Tuesday, January 24, 2006


Neo-neocon has posted many times about her own journey of the mind from liberal to neocon and has become interested in the entire psychological process of the political "changer":
It seems to go like this: an idealistic and intelligent person, who reads a lot and thinks a lot, falls in with leftist beliefs, usually as a university student. But this person never abandons his/her ability to think critically. At some later point the evidence starts challenging his/her worldview.

Because that worldview is so deeply held, the first challenges are successfully resisted. Then, growing experiences add to the doubt, and the pressure builds to the point where it just can't be denied. The person then makes tentative statements to that effect: initially, perhaps, just among friends; ultimately, in public.

The angry and dismissive reaction on the part of former colleagues and friends is always--always--a surprise; one might even say, a shock. And this experience takes on a life of its own by underlining all the previous doubts.
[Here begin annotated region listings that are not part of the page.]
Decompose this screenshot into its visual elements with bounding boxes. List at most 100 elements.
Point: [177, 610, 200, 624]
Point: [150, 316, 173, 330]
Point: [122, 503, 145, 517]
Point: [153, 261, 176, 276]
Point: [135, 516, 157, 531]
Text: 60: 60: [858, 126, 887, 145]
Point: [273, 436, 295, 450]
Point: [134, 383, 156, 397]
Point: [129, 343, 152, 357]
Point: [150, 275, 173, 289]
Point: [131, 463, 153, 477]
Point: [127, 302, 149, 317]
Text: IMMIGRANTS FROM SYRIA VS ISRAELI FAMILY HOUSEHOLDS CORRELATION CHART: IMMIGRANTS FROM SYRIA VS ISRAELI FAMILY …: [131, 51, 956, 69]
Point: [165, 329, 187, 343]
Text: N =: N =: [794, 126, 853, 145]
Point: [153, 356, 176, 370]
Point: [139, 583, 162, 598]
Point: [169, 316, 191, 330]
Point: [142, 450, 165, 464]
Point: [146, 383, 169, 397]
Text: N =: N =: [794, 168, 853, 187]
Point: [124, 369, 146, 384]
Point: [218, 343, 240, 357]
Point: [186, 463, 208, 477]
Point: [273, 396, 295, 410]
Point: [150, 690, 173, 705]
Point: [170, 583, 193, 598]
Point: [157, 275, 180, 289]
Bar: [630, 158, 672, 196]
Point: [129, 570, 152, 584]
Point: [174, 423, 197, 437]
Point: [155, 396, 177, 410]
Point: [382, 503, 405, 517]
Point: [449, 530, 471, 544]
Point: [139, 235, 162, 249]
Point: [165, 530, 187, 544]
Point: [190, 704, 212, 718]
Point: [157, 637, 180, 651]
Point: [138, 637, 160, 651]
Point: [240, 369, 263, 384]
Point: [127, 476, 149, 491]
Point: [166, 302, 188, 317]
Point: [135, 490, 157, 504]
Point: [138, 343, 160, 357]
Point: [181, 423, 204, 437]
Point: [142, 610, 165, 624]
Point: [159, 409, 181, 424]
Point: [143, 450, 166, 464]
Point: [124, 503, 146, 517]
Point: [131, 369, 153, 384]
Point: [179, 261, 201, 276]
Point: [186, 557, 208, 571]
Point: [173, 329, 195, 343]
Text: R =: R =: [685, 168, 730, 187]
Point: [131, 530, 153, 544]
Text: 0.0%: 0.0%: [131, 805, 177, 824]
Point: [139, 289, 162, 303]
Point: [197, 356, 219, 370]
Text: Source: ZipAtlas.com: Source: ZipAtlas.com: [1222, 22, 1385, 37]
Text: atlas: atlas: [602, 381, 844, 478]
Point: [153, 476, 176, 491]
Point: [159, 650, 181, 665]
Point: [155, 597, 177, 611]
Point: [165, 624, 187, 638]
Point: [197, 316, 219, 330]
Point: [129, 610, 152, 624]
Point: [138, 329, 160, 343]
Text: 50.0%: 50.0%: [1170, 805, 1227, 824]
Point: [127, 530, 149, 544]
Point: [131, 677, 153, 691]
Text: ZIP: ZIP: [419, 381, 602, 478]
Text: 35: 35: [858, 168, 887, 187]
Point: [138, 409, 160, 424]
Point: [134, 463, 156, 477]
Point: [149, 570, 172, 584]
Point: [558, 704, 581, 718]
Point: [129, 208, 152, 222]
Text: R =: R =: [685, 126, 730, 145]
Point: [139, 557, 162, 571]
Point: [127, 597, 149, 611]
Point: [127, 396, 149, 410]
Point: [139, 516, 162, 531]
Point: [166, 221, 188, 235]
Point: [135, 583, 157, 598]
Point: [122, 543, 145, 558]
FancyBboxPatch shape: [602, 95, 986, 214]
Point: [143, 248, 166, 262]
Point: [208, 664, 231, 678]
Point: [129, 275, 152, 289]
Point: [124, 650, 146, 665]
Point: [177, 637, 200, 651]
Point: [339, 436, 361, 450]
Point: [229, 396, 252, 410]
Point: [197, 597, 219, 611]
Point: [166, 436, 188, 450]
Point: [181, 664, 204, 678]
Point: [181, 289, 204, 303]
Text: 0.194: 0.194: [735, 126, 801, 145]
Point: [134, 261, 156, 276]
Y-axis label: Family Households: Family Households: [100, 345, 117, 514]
If those colleagues can't even listen to the questions and doubts of a former friend and fellow-traveler, how open-minded can they be? The essentially closed nature of such a belief system--the heretofore discussed "circle dance"--becomes clear to the changer-in-the-making. And, once that line has been crossed, there does not appear to be any turning back.

No, indeed. How can you keep them down on the commune after they've seen the truth?